Após o falecimento de Jorge, Zélia passou a ocupar um amplo apartamento no Horto Florestal, mas as lembranças e o coração continuaram na casa da Rua Alagoinhas, onde também foram depositadas as cinzas do seu amado. Bem no jardim, como ele havia pedido, por ser ali seu espaço predileto, no qual passavam, juntos, longas horas. Muito dessa história está contada no livro A Casa do Rio Vermelho, lançado em 1999 - uma coletânea das memórias do casal e da casa mais famosa do bairro.
Até os 63 anos, Zélia tinha a fotografia como principal atividade artística. Chegou a publicar a fotobiografia de Jorge Amado, intitulada Reportagem Incompleta. Pode ter demorado, mas a estréia da escritora Zélia Gattai foi sem comparativos com o livro Anarquistas, Graças a Deus, em 1979, no qual ela relata a vida dos imigrantes italianos em São Paulo, no início do século XX. Para contar essa história, ela se inspirou na trajetória da família, composta por anarquistas defensores de uma sociedade sem leis, sem religião ou propriedade privada, em que mulheres e homens tivessem os mesmos direitos e deveres. Vinte anos depois do lançamento dessa publicação, a obra já contabilizava mais de duzentos mil exemplares vendidos, só no Brasil.
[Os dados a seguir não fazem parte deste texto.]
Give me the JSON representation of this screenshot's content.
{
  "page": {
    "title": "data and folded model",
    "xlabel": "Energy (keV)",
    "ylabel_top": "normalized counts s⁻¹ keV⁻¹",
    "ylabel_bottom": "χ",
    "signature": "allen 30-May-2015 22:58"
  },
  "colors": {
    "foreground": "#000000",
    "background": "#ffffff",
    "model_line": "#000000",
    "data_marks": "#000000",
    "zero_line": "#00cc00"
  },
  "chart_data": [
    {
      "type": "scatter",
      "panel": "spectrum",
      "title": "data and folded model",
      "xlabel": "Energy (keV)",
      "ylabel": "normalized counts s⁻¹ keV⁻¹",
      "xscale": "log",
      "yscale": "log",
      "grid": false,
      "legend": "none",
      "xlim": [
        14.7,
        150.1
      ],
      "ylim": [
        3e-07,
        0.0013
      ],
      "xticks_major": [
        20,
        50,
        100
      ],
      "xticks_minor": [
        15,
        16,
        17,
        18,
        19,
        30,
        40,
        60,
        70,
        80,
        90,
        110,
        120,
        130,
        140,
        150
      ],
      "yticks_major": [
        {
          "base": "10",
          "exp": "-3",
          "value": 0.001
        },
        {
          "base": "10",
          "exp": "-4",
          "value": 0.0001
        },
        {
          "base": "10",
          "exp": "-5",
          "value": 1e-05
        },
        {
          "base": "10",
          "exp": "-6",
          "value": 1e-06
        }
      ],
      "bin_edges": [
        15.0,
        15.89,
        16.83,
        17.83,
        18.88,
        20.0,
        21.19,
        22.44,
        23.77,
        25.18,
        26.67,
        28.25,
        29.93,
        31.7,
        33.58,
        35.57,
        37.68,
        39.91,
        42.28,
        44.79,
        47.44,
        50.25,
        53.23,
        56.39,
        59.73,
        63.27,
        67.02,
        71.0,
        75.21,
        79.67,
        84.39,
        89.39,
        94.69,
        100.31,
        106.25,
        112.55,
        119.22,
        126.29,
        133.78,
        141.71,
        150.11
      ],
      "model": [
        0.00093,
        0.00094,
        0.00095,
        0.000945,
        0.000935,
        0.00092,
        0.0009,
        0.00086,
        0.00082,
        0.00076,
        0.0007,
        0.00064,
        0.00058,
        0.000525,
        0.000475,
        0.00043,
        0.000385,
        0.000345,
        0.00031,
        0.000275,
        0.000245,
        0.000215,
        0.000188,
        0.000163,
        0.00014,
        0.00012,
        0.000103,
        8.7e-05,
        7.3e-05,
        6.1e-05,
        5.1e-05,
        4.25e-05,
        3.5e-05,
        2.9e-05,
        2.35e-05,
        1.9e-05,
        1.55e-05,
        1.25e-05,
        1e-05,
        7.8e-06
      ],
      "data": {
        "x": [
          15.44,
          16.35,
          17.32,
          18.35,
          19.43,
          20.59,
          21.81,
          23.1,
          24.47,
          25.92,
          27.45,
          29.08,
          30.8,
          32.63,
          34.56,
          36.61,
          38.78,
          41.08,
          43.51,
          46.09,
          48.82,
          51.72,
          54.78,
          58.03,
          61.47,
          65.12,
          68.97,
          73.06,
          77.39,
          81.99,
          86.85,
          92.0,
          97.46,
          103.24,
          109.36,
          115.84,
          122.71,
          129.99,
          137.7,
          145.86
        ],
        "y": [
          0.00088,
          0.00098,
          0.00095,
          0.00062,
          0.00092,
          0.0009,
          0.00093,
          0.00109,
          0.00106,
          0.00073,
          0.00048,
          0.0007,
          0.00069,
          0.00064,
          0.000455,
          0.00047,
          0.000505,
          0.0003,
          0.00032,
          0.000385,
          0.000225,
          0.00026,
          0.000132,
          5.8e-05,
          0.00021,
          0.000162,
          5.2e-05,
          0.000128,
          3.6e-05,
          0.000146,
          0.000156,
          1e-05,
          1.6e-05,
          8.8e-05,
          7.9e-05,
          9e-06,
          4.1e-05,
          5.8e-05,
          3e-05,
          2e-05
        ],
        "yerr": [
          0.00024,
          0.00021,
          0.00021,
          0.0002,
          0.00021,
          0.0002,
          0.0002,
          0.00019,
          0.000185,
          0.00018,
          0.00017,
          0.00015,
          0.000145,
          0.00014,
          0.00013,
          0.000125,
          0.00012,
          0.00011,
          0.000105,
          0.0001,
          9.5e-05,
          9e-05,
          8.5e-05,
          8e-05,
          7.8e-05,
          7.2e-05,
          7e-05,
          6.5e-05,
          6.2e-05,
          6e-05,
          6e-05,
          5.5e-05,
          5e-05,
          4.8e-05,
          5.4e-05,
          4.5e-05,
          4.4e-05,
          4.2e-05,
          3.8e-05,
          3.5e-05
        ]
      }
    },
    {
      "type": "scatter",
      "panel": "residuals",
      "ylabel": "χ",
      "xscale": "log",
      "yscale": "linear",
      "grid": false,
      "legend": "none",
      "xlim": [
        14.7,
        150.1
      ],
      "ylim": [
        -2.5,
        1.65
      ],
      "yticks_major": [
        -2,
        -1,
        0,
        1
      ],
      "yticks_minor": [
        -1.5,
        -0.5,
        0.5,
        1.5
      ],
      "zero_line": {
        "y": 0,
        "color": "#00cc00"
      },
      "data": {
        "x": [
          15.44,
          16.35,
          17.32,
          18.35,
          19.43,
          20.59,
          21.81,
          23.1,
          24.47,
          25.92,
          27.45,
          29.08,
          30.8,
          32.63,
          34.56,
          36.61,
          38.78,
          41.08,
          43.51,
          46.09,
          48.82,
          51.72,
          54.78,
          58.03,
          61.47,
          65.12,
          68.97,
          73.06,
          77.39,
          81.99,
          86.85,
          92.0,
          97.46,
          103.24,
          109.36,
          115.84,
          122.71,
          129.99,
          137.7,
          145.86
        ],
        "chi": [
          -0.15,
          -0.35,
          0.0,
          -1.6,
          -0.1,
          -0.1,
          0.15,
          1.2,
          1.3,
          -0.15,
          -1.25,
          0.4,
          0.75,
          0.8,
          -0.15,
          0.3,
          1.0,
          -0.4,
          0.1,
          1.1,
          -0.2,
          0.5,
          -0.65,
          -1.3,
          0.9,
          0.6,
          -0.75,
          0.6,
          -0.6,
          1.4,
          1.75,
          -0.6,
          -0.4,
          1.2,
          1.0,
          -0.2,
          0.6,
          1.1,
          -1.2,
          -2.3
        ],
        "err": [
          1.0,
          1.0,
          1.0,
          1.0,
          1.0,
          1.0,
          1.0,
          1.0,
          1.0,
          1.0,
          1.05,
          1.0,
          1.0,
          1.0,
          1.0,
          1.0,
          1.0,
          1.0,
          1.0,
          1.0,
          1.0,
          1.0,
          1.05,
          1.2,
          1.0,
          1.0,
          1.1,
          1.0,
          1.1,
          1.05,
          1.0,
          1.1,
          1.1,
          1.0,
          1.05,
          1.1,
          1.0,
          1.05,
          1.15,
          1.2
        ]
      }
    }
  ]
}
A obra da imortal, considerada uma das mais importantes memoralistas do país, também é composta por romances, infantis e fotobiografia. Alguns ganharam tradução para francês, italiano, espanhol, alemão e russo. Anarquistas, Graças a Deus foi adaptado para uma mini-série pela Rede Globo. Já Um Chapéu para viagem, escrito em 1982, com histórias sobre o fim da Segunda Guerra Mundial, a queda da ditadura Vargas, a anistia dos presos políticos e a redemocratização do país, foi levado ao teatro.